CAGLIARI 02/05/2014. La Regione deve fare tutto quanto è in suo potere per evitare la chiusura della scuola di polizia penitenziaria di Monastir che lo Stato vorrebbe trasformare in un centro di accoglienza per emigrati e richiedenti asilo. Lo dice Michele Cossa, coordinatore regionale dei Riformatori sardi, che sulla questione ha presentato un’interrogazione al presidente della Regione.

“Il progetto di chiusura – dice Cossa – desta molta preoccupazione negli amministratori locali per le ripercussioni sull’ordine e la sicurezza che una tale decisione potrebbe creare nel comune ospitante e dintorni, anche in considerazione del fatto che nella zona sono presenti numerose aziende industriali, commerciali e agricole, oltre il complesso di San Gemiliano a Sestu che si trova ad appena due chilometri dalla struttura in questione”.

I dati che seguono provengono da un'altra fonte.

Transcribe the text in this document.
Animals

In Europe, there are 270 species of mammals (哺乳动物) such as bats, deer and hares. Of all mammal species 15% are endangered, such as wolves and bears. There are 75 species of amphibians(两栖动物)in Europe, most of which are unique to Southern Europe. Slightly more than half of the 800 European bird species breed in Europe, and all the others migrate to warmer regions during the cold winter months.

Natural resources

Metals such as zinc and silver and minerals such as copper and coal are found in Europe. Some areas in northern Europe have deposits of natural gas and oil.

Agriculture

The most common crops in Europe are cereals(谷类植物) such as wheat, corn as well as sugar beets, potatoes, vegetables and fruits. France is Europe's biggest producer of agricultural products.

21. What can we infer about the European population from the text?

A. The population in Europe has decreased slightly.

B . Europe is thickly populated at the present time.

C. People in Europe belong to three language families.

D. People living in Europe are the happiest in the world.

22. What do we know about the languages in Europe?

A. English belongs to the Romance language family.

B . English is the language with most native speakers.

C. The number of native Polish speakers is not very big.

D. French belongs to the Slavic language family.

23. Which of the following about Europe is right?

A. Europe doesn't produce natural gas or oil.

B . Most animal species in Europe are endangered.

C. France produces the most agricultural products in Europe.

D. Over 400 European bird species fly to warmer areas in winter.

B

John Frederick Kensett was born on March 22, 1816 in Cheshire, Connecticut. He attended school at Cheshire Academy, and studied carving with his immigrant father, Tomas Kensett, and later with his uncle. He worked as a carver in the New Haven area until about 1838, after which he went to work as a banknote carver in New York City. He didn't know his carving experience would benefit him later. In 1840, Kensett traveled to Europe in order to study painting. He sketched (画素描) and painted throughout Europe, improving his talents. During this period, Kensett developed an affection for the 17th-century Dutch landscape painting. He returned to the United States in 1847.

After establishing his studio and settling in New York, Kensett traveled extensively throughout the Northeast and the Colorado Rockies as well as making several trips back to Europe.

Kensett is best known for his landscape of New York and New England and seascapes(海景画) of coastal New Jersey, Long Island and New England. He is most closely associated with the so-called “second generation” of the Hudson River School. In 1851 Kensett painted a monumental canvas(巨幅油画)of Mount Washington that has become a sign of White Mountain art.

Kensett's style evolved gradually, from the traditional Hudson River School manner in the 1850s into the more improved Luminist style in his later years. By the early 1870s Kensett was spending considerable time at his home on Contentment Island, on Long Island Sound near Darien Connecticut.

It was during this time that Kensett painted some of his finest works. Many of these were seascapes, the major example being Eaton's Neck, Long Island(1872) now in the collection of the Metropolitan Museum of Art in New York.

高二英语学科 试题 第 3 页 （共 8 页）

L’Istituto ha svolto, per decenni, spiega Cossa “un eccellente lavoro nella formazione di migliaia di agenti penitenziari, le organizzazioni di categoria regionali del Comparto Sicurezza e Ministeri si dicono fortemente contrariate per la soppressione della Scuola per agenti di Polizia penitenziaria”. Ecco perché, conclude il coordinatore regionale dei Riformatori sardi, “chiediamo alla Giunta di agire sul governo affinché venga tutelata la Scuola di formazione degli agenti di polizia penitenziaria”.